Memorable clasificación del Inter de Milán a la final de la Champions League
En un enorme partido Inter de Milán superó en tiempo extra a Barcelona Fútbol Club 4 a 3 y consiguió el boleto a la final de la Liga de Campeones de la UEFA.
El primer tiempo estuvo a la altura de dos grandes equipos, con estilos diferentes. Un dueño de casa que, a diferencia de lo ocurrido en Barcelona, controló bien a Lamine Yamal y apostó a los ataques directos, con una presión rápida. A los 20 minutos, luego de algunos avisos, el neerlandés Dumfries dejó solo a Lautaro Martínez para el 1-0. Merecido, pese a que luego se vino la lógica reacción del Barsa.
Dominio de balón ante un Inter que esperó en su propio campo y sufrió con algunas aproximaciones. Lógicamente, el buen pie de los catalanes (con Pedri y Dani Olmo como abanderados, poco del brasileño Raphinha) llevó cierto peligro. Pero antes del final de ese primer tiempo, Inter volvió a pegar. Otra rápida respuesta, con Martínez como protagonista. Mano a mano con Cubarsí, pareció en primera instancia que el defensor visitante había ganado lícitamente. Sin embargo, el VAR avisó al árbitro principal de un posible toque -pie con pie- antes de la intercepción de la pelota. Se sancionó penal y el siempre certero Calhanoglu lo cambió por gol para el 2-0.
Inter no pudo sostener todo lo bueno que había hecho y Barcelona creció exponencialmente. Eric García encontró el descuento antes de los 10' y, en medio de un aluvión absoluto, Dani Olmo encontró el 2-2 en el primer cuarto de hora del ST.

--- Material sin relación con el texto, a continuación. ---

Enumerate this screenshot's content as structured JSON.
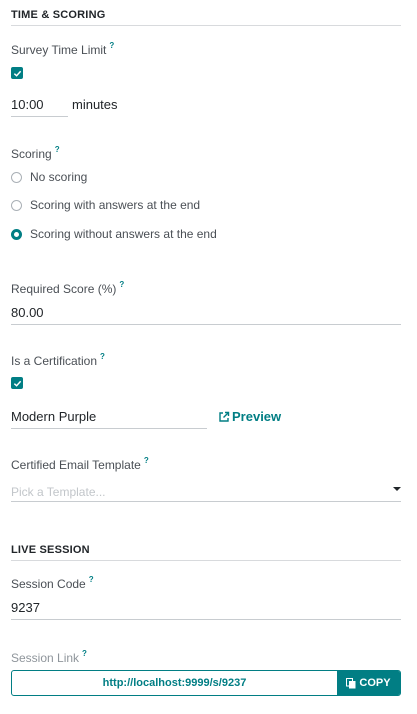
{
  "time_scoring": {
    "title": "TIME & SCORING",
    "time_limit_label": "Survey Time Limit",
    "time_limit_help": "?",
    "time_limit_checked": true,
    "time_value": "10:00",
    "time_unit": "minutes",
    "scoring_label": "Scoring",
    "scoring_help": "?",
    "scoring_options": [
      {
        "label": "No scoring",
        "selected": false
      },
      {
        "label": "Scoring with answers at the end",
        "selected": false
      },
      {
        "label": "Scoring without answers at the end",
        "selected": true
      }
    ],
    "required_score_label": "Required Score (%)",
    "required_score_help": "?",
    "required_score_value": "80.00",
    "certification_label": "Is a Certification",
    "certification_help": "?",
    "certification_checked": true,
    "certification_template": "Modern Purple",
    "preview_label": "Preview",
    "email_template_label": "Certified Email Template",
    "email_template_help": "?",
    "email_template_placeholder": "Pick a Template..."
  },
  "live_session": {
    "title": "LIVE SESSION",
    "session_code_label": "Session Code",
    "session_code_help": "?",
    "session_code_value": "9237",
    "session_link_label": "Session Link",
    "session_link_help": "?",
    "session_link_url": "http://localhost:9999/s/9237",
    "copy_label": "COPY"
  },
  "colors": {
    "accent": "#017e84",
    "text": "#212529",
    "muted": "#8f959b"
  }
}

Justo, porque la visita halló su mejor futbol con asociaciones, la proyección de sus laterales y un Lamine Yamal, entre otros, que se volvió un dolor de cabeza. Los italianos, sin Lautaro Martínez en los últimos 20, aguantaron como pudieron, sin el control de la pelota (apostando a jugar largo con el grandote Thuram)y padeciendo cada iniciativa adversaria. A falta de tres minutos, Raphinha, que hasta ese momento había sido de lo más flojito del Barsa, apareció en el momento justo. Gran habilitación de un enorme Pedri y perfecta definición del brasileño para el 3-2 de locos. Delirio total. Y justo por el desarrollo global.
Pero... No fue decisivo, porque Acerbi, yendo a buscar la heroica, consiguió su propósito: anticipó al uruguayo Araujo y clavó el increíble 3-3 para forzar el alargue. Sí, idéntico marcador al partido de ida. Y una serie tan apasionante como cambiante.
Con la lluvia, los cambios y las piernas cansadas de muchos, el alargue se jugó como se pudo. Ya sin tanta lógica, con corazón y empuje. El que mostró una vez más esa pequeña cuota extra, sin ánimo de desmerecer a Barcelona, fue Inter. La peleó -una vez más- el francés Thuram, Taremi la aguantó en el área chica a los 98' y Frattesi definió para el 4-3 que terminaría siendo definitorio.